Worshipped by Aztecs and Aesthetes and cultivated by Impressionists the sunflower casts its golden rays across art and culture.

A personification of the divine and the regal, we trace its history from classical myth to twentieth century painting via Van Dyck and Van Gogh, Clytie and Klimt, Monet, Wilde and Watts.

Green and gold, human and divine, the adoring and the adored,  the Sunflower.

MAY 19TH                                                                                                                             

Lydia Bauman – Mona Lisa and Other Housewives

The Mona Lisa and Other Housewives: How Portraits lie about their Sitters

How did Leonardo transform the ordinary housewife and mother of two into the icon of mystery which is the Mona Lisa, when other women, more distinguished and beautiful than her, come across as just virtuous, or shrewd, or marriageable?

How did unpopular or undistinguished men come down in history as figures of valour, status or importance?

What do marriage portraits tell us about the perceived place of men and women in society?

We will look at the subtle ways in which artists manipulate likenesses to respond to the ideas and values of their times and the whims and vanities of their patrons.

JUNE 16TH                                                                                                                                 

Ralph Hoyle – Mid 18th Century English Rococo silver, its social context and the adventures of its owners and makers.

I am forwarding a rather flattering picture which I trust will meet your requirements.  I will be bringing with me a piece of silver ,which I am going to talk about, for the listeners to handle and examine, while I explain its purpose in eighteenth century culture, its design and decoration, and the through the heraldry explain how I found out who the original owners were and the misfortunes that befell them. Hopefully there will be a few laughs on the way!

SEPTEMBER 15TH                                                                                                                    

Anna Bianco – Behind the scenes curating the museum.

How long does it take to put together a major exhibition? Who decides what subjects will be explored and which objects will be included? How do you get an object from the Vatican to the British Museum?

In this lecture members are offered a behind the scenes insight into the process and drama of putting together a ‘blockbuster’ exhibition. Drawing on her experiences at the Wallace Collection, Courtauld Institute, British Museum and her own gallery – Anna will share the trials, tribulations and joys of getting from the idea to the opening night.

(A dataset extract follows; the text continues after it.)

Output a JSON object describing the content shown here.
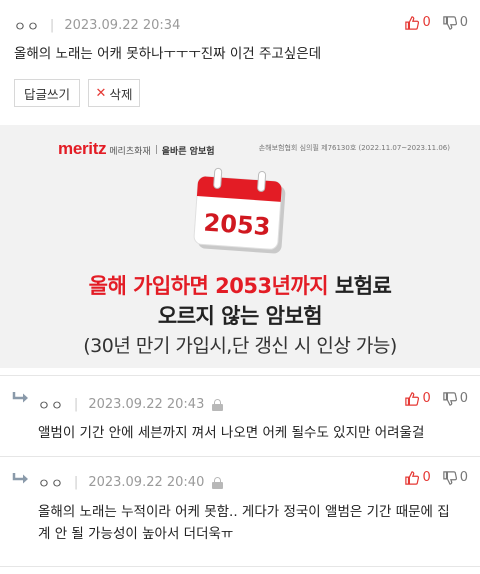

The lecture also explores the contrasts between exhibition and permanent display curating. Behind the Scenes offers members a chance to discover a range of practicalities from packing crates, climate control and even insurance – that open the door on to the inner workings of a museum.

OCTOBER 20TH                                                                                                                        

Jacob Moss – Painted Pleats: a history of European Fan Painting

The fan is a curious and complicated article combining utility with artistry. It is a weapon of seduction; it is portable art; it is a fashion statement – hard to categorise, but perfectly described by one particularly enthusiastic 18th-century writer as ‘the noblest invention of the human mind’! From a historical and cultural perspective, its significance cannot be underestimated. In East Asia, for example, where both men and women continue to use fans, they function in all sorts of ways beyond practical: given as celebratory gifts at weddings and births; used in Noh Theatre and Chinese Opera; even Samurai warriors and Sumo officials used fans. Today, in the West, fans no longer retain the sort of popularity achieved in the 18th century. They are generally thought of in terms of their functionality, whereas in the past they operated as lavish symbols of status, of wealth, refined taste, learnedness, even political leanings. There is so much we can learn from these objects; when we open an antique fan, we are literally unfurling history.

NOVEMBER 17TH     

Nirvana Romell – The Nativity (Social History of the favourite Biblical scene)

The scene of Nativity is one of the most recognizable themes in the western art. However, prior to the middle ages, the artists were more focused on the Magi and the scene of Epiphany. The Nativity tableau, as we recognize it today, was established only in the 13th century, arguably as a consequence of the power-struggles between the popes and successive Holy Roman Emperors. Using the art of Giotto, Botticelli, van der Goes, Rubens and others as illustrations, the lecture explains the origins and the social history of the beloved scene.